Discussing the evolutionary biology of cancer, Bernard J. Crespi and Kyle Summers remind us that “Cancer cells and cancer-related genes evolve under the same rules as peppered moths and finches” but lament that “the training and specializations of cancer biologists, evolutionary biologists and ecologists have thus far largely precluded innovative interactions among these disciplines”.

There have been many efforts to persuade medical schools to include evolutionary biology in the medical curriculum but without much success. Randolph Nesse told me in a recent email:

“No medical school teaches the subject, although a few have one lecture. Why not?  A real investigation is needed, but mostly it is that doctors don’t know evolutionary biology, and medical schools have no evolutionary biologists on the faculty … and medicine is a profession that focuses on fixing, promoting understanding only when it advances fixing … or the careers of established medical scientists. My PNAS article about why evolution is needed in the medical curriculum had the deans of Harvard and Yale medical schools as co-authors, but it has had almost no effect.”

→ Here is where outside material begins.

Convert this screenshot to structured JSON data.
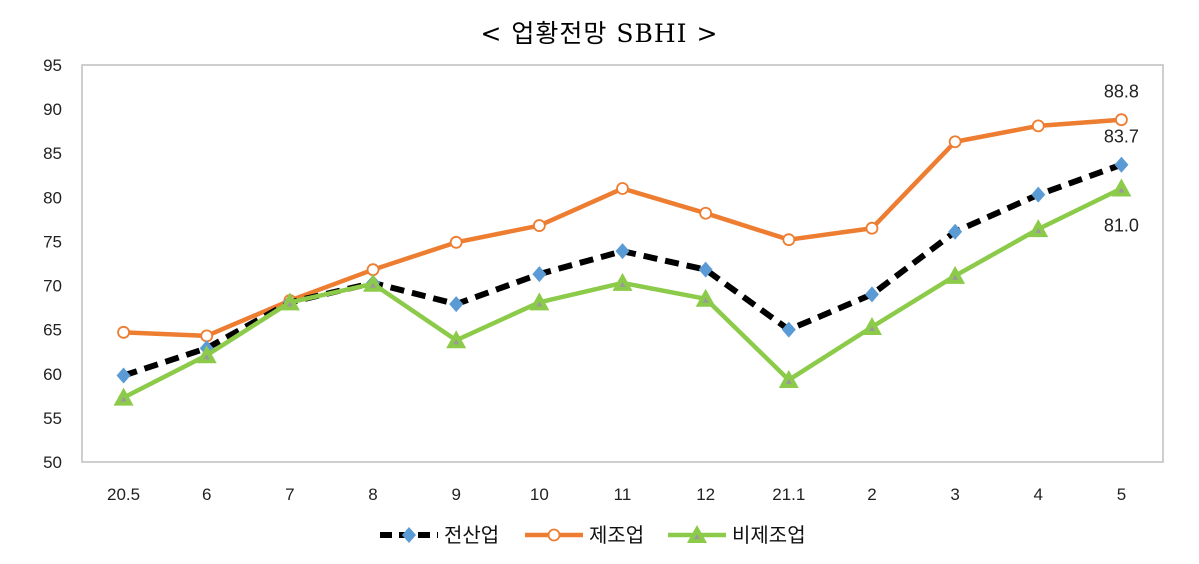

Curriculum reform is always fraught with contentious turf battles among the custodians of different disciplines. In the case of evolution, there is, of course, the added problem of religious objections to evolution and political considerations of appeasing interest groups in some societies. Making doctors and clinical researchers internalise evolutionary thinking cannot happen without curriculum reform, but I am afraid that is the one area in which the least progress has been made, and the future does not look very promising.

There is an urgent need for educationists and administrators to find ways to break the deadlock, for the stakes are very high indeed. Here is a rare opportunity for countries like India, where teaching evolution is not a problem, to take the lead for once!

Perhaps this is not so far-fetched a dream. After I wrote this, I received an email from Milind Watve saying, “I found many, if not all, physicians and surgeons showing keen interest in what I said. Lay people were even more responsive. I thought if clinical implementation of evolutionary ideas were to begin, it would begin in India first!!”

Raghavendra Gadagkar is a Department of Science and Technology (DST) Year of Science Chair Professor at the Centre for Ecological Sciences at the Indian Institute of Science, Bengaluru.